Ciuman Pertama Aruna

III-39. Buih-buih Kecil



III-39. Buih-buih Kecil

0Di malam dingin sebuah tubuh yang masih bernafas bergerak meronta-ronta tatkala dua orang bertubuh kekar menyeretnya. Dia benar-benar di seret mendekati tepian jembatan. Mulutnya yang terbungkam oleh lakban di buka pada akhirnya.     
0

Pria yang menyadari bahwa ajalnya akan menyapa, berteriak keras meminta tolong. Apa daya tempat ini amat sepi di malam hari. Tinggal laju mobil yang bergerak cepat melesat di malam gelap, tanpa peduli dia yang ringkih ini akan di buang ke dalam aliran arus sungai lebar memanjang di bawah sana.     

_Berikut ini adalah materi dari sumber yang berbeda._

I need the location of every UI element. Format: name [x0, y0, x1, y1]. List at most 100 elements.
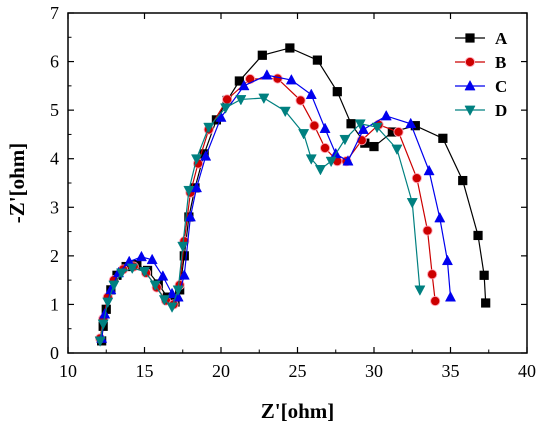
series-b-point	[272, 73, 283, 84]
y-tick-label: 6	[50, 52, 59, 72]
legend-a-label: A	[495, 29, 508, 48]
series-b-point	[430, 295, 441, 307]
series-d-point	[258, 93, 270, 105]
series-d-point	[116, 268, 128, 279]
series-a-point	[369, 141, 379, 152]
series-b-point	[422, 225, 433, 236]
x-tick-label: 30	[365, 361, 383, 381]
series-a-point	[458, 175, 468, 186]
series-b-point	[411, 173, 422, 184]
y-tick-label: 1	[50, 294, 59, 314]
x-tick-label: 40	[518, 361, 536, 381]
y-tick-label: 4	[50, 149, 59, 169]
series-a-point	[285, 43, 295, 53]
series-d-point	[371, 122, 383, 134]
legend-item-a: A	[455, 29, 508, 48]
y-tick-label: 0	[50, 343, 59, 363]
series-d-point	[339, 134, 351, 146]
series-c-point	[157, 270, 169, 281]
series-d-point	[279, 106, 291, 118]
series-c-point	[319, 122, 331, 133]
series-d-point	[177, 241, 189, 253]
series-a-point	[312, 55, 322, 65]
series-b-point	[393, 126, 404, 138]
series-a-point	[438, 133, 448, 143]
y-axis-title: -Z'[ohm]	[5, 143, 29, 224]
series-b-point	[222, 94, 233, 105]
legend-c-label: C	[495, 77, 507, 96]
legend-item-c: C	[455, 77, 507, 96]
legend-b-label: B	[495, 53, 506, 72]
legend-d-label: D	[495, 101, 507, 120]
series-c-point	[238, 79, 250, 91]
series-d-point	[325, 156, 337, 168]
series-c-point	[178, 269, 190, 280]
series-d-point	[158, 295, 170, 306]
series-a-point	[332, 87, 342, 97]
y-axis: 0 1 2 3 4 5 6 7	[50, 3, 527, 363]
series-a-point	[346, 119, 356, 129]
legend-d-marker	[464, 105, 476, 117]
series-d-point	[191, 154, 203, 165]
series-d-point	[97, 319, 109, 330]
series-c-point	[191, 181, 203, 193]
series-d-point	[314, 165, 326, 176]
series-c-point	[184, 210, 196, 222]
series-a-point	[473, 230, 483, 241]
series-c-point	[342, 155, 354, 166]
series-d-point	[94, 336, 106, 347]
x-axis: 10 15 20 25 30 35 40	[59, 13, 536, 381]
series-d-point	[149, 280, 161, 292]
series-d-point	[166, 302, 178, 313]
series-c-point	[357, 123, 369, 134]
series-c-point	[444, 291, 457, 302]
series-d-point	[235, 95, 247, 106]
series-d-point	[172, 285, 184, 296]
series-c-point	[285, 73, 297, 85]
series-d-point	[406, 198, 418, 209]
series-d-point	[203, 122, 215, 134]
series-b-point	[245, 74, 256, 85]
series-d	[94, 93, 426, 347]
series-c	[96, 69, 457, 343]
series-b-point	[309, 120, 320, 131]
series-a-point	[179, 251, 189, 261]
series-b-point	[295, 95, 306, 106]
series-d-point	[354, 119, 366, 130]
series-a-point	[481, 298, 491, 308]
series-d-point	[305, 154, 317, 165]
series-d-point	[298, 129, 310, 140]
series-d-point	[102, 297, 114, 309]
series-d-point	[414, 285, 426, 296]
series-d-point	[126, 263, 138, 275]
series-d-point	[138, 267, 151, 278]
series-a-point	[257, 50, 267, 60]
series-c-point	[441, 254, 453, 266]
series-d-point	[391, 144, 403, 156]
series-c-point	[380, 109, 392, 121]
series-d-line	[99, 97, 421, 341]
x-axis-title: Z'[ohm]	[261, 399, 335, 423]
series-d-point	[108, 280, 120, 292]
y-tick-label: 7	[50, 3, 59, 23]
series-c-point	[200, 150, 212, 161]
legend-item-b: B	[455, 53, 506, 72]
legend-item-d: D	[455, 101, 507, 120]
y-tick-label: 3	[50, 197, 59, 217]
series-d-point	[220, 103, 232, 114]
x-tick-label: 25	[289, 361, 307, 381]
x-tick-label: 35	[442, 361, 460, 381]
series-c-point	[135, 250, 147, 262]
y-tick-label: 2	[50, 246, 59, 266]
series-b-point	[427, 269, 438, 280]
series-c-line	[101, 74, 452, 339]
series-c-point	[405, 117, 417, 129]
series-d-point	[183, 185, 195, 197]
x-tick-label: 15	[136, 361, 154, 381]
legend-b-marker	[464, 56, 476, 68]
series-c-point	[261, 69, 273, 80]
series-b-point	[319, 142, 331, 154]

Kakinya yang terluka dari paha hingga tumit masih menganga dan mulai meneteskan darah, sebab perban itu sudah koyak hasil di seret dua pria yang kini mengakat tubuh tak berdaya dan "Byur" Thomas bahkan tak berteriak lagi ketika dirinya di jatuhkan. Pria ini pasrah tatkala air secara perlahan menenggelamkannya.     

"Thomas pastikan saham yang aku beli berjalan sesuai kendali," suara Hendra menyusup di telinganya     

"Ya tuan, oh' asal Anda tahu kakek anda juga telah membelinya,"     

"Ah sial, kenapa kakekku selalu lebih cepat dariku,"     

"Saya juga tidak tahu,"     

.     

"Berapa orang yang menyusup di Tarantula grup?"     

"Ada 12 orang sayangnya hanya ada satu orang saja yang berada di kantor pusat dan posisinya hanya office boy,"     

"Tak masalah, kalau mereka membuka lowongan lagi pilih tim mu untuk menembus kualifikasi mereka,"     

"Mobilmu sudah saatnya ganti, kau bisa ambil di depan. Aku minta maaf belum bisa memberikan kesempatan kuliah S3 yang kamu inginkan, kami membutuhkan kecerdasanmu, juniormu belum ada yang mumpuni,"     

"Tetua apa Leona bisa kembali ke Indonesia?"     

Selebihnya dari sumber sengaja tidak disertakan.